Add the winter squash, carrots, celery and ground cumin. Add the cooked beans. Then add the vegetable broth. Bring to a boil over medium high heat uncovered. Reduce heat to simmer on low, lightly covered, for 20 minutes. Add sea salt and pepper to taste, along with the maple syrup.
Place the kudzu starch in a small bowl and add 2 to 3 tablespoons of cold water or vegetable broth. Stir until the starch is dissolved. Slowly stir this mixture into the bean-vegetable mixture. Stir occasionally for several minutes, until thickened. If you want the texture to be thicker, feel free to add a little more kudzu that has been diluted in some cold water first.

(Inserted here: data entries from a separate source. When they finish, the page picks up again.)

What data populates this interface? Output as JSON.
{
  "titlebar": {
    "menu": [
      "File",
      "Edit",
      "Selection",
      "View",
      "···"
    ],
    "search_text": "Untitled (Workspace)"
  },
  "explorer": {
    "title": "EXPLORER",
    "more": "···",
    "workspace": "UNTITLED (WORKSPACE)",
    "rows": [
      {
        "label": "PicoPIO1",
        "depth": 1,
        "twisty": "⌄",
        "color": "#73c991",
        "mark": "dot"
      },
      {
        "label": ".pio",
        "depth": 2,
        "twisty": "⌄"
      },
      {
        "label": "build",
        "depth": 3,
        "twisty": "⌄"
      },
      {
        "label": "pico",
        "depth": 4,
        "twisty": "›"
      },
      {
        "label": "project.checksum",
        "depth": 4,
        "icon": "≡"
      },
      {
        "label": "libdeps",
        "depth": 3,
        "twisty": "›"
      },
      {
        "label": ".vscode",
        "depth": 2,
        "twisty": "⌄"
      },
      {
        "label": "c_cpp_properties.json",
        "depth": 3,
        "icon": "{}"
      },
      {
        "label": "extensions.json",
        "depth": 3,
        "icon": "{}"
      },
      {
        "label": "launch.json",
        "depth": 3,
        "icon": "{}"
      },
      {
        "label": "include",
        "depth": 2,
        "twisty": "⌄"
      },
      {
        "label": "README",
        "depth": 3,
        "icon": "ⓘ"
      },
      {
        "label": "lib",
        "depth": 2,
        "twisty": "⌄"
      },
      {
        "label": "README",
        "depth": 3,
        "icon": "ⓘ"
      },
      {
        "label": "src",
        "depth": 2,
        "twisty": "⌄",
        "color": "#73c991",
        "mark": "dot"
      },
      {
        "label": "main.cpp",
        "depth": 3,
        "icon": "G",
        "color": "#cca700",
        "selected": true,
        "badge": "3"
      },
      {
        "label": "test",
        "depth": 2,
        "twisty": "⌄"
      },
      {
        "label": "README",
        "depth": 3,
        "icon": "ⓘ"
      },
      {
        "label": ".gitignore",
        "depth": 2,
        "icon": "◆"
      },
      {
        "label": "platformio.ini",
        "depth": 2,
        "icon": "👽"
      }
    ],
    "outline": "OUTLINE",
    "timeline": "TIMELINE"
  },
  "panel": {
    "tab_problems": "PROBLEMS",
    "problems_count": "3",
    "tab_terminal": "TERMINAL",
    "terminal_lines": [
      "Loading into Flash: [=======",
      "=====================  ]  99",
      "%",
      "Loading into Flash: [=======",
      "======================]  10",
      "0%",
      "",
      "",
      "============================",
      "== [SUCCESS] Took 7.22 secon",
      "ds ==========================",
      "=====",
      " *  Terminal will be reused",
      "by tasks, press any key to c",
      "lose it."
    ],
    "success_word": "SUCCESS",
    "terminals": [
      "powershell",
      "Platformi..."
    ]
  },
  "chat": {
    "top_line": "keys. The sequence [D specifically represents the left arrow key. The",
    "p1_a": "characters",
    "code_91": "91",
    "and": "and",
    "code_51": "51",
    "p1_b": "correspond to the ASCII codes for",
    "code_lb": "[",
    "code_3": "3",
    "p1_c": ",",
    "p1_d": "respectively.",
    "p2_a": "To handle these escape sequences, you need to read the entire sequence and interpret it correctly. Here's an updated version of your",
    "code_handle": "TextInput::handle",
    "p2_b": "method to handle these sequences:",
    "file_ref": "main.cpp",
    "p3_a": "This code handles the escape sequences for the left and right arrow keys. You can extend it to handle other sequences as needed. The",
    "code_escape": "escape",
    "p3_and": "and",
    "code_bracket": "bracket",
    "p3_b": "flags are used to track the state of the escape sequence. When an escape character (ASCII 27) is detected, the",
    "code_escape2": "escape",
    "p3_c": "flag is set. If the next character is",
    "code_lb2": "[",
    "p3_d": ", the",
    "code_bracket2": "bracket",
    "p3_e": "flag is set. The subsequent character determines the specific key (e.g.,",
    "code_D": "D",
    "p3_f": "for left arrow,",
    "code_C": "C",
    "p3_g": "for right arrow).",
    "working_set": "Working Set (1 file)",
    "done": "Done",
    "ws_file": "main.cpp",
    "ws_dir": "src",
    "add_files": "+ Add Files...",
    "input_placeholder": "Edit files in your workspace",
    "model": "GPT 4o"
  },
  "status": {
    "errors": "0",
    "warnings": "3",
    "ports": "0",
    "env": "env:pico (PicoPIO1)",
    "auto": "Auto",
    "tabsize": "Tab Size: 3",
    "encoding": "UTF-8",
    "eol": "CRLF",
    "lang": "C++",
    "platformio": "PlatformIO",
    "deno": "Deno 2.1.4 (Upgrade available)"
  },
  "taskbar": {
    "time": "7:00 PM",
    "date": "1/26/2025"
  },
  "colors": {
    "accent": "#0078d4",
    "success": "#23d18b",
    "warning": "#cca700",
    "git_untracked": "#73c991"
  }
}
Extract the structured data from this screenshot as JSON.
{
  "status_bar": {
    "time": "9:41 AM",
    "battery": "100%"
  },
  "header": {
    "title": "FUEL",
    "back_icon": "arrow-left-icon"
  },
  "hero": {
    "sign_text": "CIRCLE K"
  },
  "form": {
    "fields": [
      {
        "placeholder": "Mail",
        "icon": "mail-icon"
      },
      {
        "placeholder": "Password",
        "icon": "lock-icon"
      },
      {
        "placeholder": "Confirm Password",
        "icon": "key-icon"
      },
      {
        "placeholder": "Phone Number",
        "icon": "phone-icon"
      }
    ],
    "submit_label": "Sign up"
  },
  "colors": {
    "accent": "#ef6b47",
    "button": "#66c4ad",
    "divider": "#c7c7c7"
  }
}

Adjust seasoning to taste. Serve hot, over rice, pasta or millet cauliflower mash.
To make the millet cauliflower mash:
In a medium saucepan, put the onion, cauliflower and garlic. Place the millet on top and add the vegetable broth or water. Bring to a boil over medium high heat. Reduce the heat to low and simmer, covered lightly, for 25 minutes. Remove from the heat.
Add the olive oil or butter, sea salt and pepper. Mash thoroughly with a potato masher. Adjust seasoning to taste.
Serve with kidney beans stew and fresh parsley.